Keno Verseck was born in 1967 in Rostock, former East Germany, and left to West Germany in 1984. He began work as a journalist in 1988. Always being interested in contemporary history and politics in communist and postcommunist Eastern Europe he moved to Hungary in 1991 and to Romania in 1994 where he lived until 2000. During this period, he worked as a freelance journalist for German language print media, public radio and TV in Germany, Austria and Switzerland: ARD, ZDF, Arte and Spiegel TV. Since 2000 he lives in Berlin and covers Central and South Eastern Europe for German online media, among others Spiegel Online, and public radio and TV, undertaking regular trips to the region. He's the author of a book on Romanian politics, history and culture. Keno Verseck speaks fluently Hungarian and Romanian. In 2013, he was awarded the Otto von Habsburg Prize for his long time reporting on minority issues in Central and South Eastern Europe, especially on Roma related issues.

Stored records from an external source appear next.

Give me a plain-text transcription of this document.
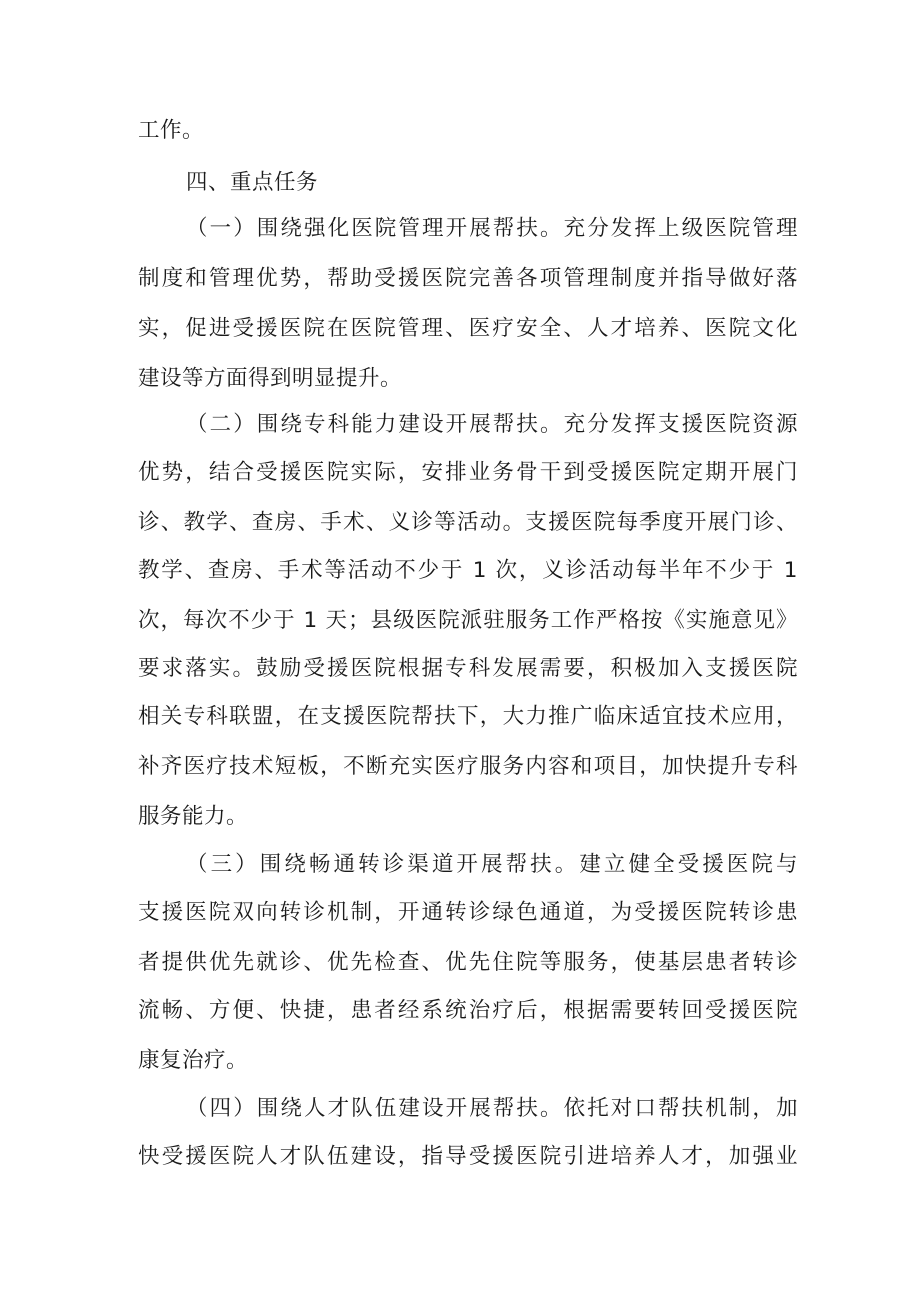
工作。
四、重点任务
（一）围绕强化医院管理开展帮扶。充分发挥上级医院管理
制度和管理优势，帮助受援医院完善各项管理制度并指导做好落
实，促进受援医院在医院管理、医疗安全、人才培养、医院文化
建设等方面得到明显提升。
（二）围绕专科能力建设开展帮扶。充分发挥支援医院资源
优势，结合受援医院实际，安排业务骨干到受援医院定期开展门
诊、教学、查房、手术、义诊等活动。支援医院每季度开展门诊、
教学、查房、手术等活动不少于 1 次，义诊活动每半年不少于 1
次，每次不少于 1 天；县级医院派驻服务工作严格按《实施意见》
要求落实。鼓励受援医院根据专科发展需要，积极加入支援医院
相关专科联盟，在支援医院帮扶下，大力推广临床适宜技术应用，
补齐医疗技术短板，不断充实医疗服务内容和项目，加快提升专科
服务能力。
（三）围绕畅通转诊渠道开展帮扶。建立健全受援医院与
支援医院双向转诊机制，开通转诊绿色通道，为受援医院转诊患
者提供优先就诊、优先检查、优先住院等服务，使基层患者转诊
流畅、方便、快捷，患者经系统治疗后，根据需要转回受援医院
康复治疗。
（四）围绕人才队伍建设开展帮扶。依托对口帮扶机制，加
快受援医院人才队伍建设，指导受援医院引进培养人才，加强业
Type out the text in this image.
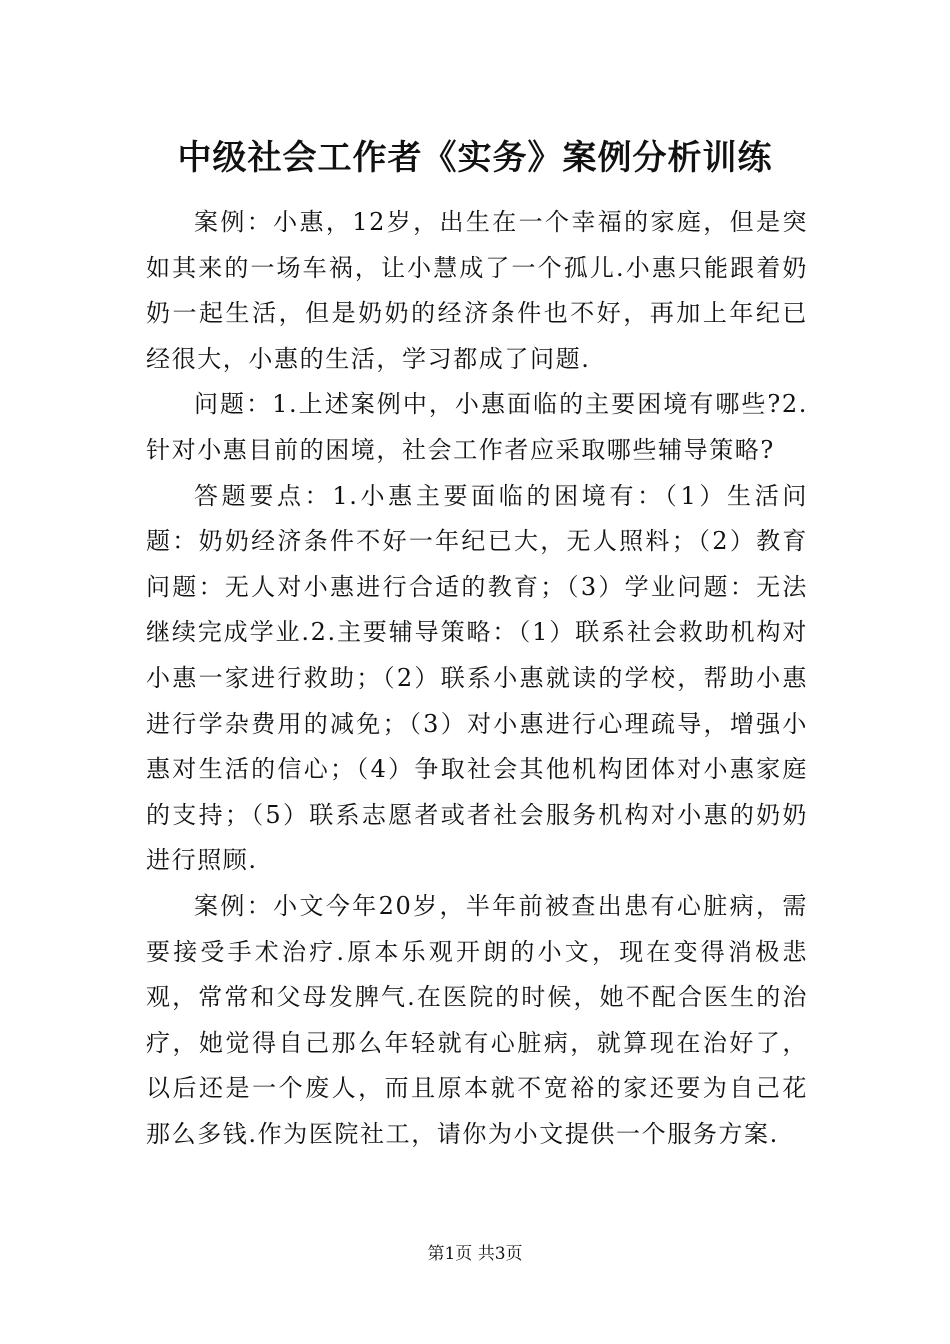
中级社会工作者《实务》案例分析训练

案例：小惠，12岁，出生在一个幸福的家庭，但是突如其来的一场车祸，让小慧成了一个孤儿.小惠只能跟着奶奶一起生活，但是奶奶的经济条件也不好，再加上年纪已经很大，小惠的生活，学习都成了问题.

问题：1.上述案例中，小惠面临的主要困境有哪些?2.针对小惠目前的困境，社会工作者应采取哪些辅导策略?

答题要点：1.小惠主要面临的困境有：（1）生活问题：奶奶经济条件不好一年纪已大，无人照料；（2）教育问题：无人对小惠进行合适的教育；（3）学业问题：无法继续完成学业.2.主要辅导策略：（1）联系社会救助机构对小惠一家进行救助；（2）联系小惠就读的学校，帮助小惠进行学杂费用的减免；（3）对小惠进行心理疏导，增强小惠对生活的信心；（4）争取社会其他机构团体对小惠家庭的支持；（5）联系志愿者或者社会服务机构对小惠的奶奶进行照顾.

案例：小文今年20岁，半年前被查出患有心脏病，需要接受手术治疗.原本乐观开朗的小文，现在变得消极悲观，常常和父母发脾气.在医院的时候，她不配合医生的治疗，她觉得自己那么年轻就有心脏病，就算现在治好了，以后还是一个废人，而且原本就不宽裕的家还要为自己花那么多钱.作为医院社工，请你为小文提供一个服务方案.

第1页 共3页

Moniek Wester Keegstra is an independent documentary (web)filmmaker, editor, interview trainer and filmcoach. She worked with NGOs Doctors Without Borders, Oxfam Novib and Amnesty International. Her Gaza, Gabbers, Graffity co-produced by Amnesty International was nominated for the Prix d’Europe. Moniek was involved as a filmmaker and creator of the online platform 26,000 Faces with short film portraits about asylum seekers in the Netherlands. She is the co-creator of the online Lifeboat Project.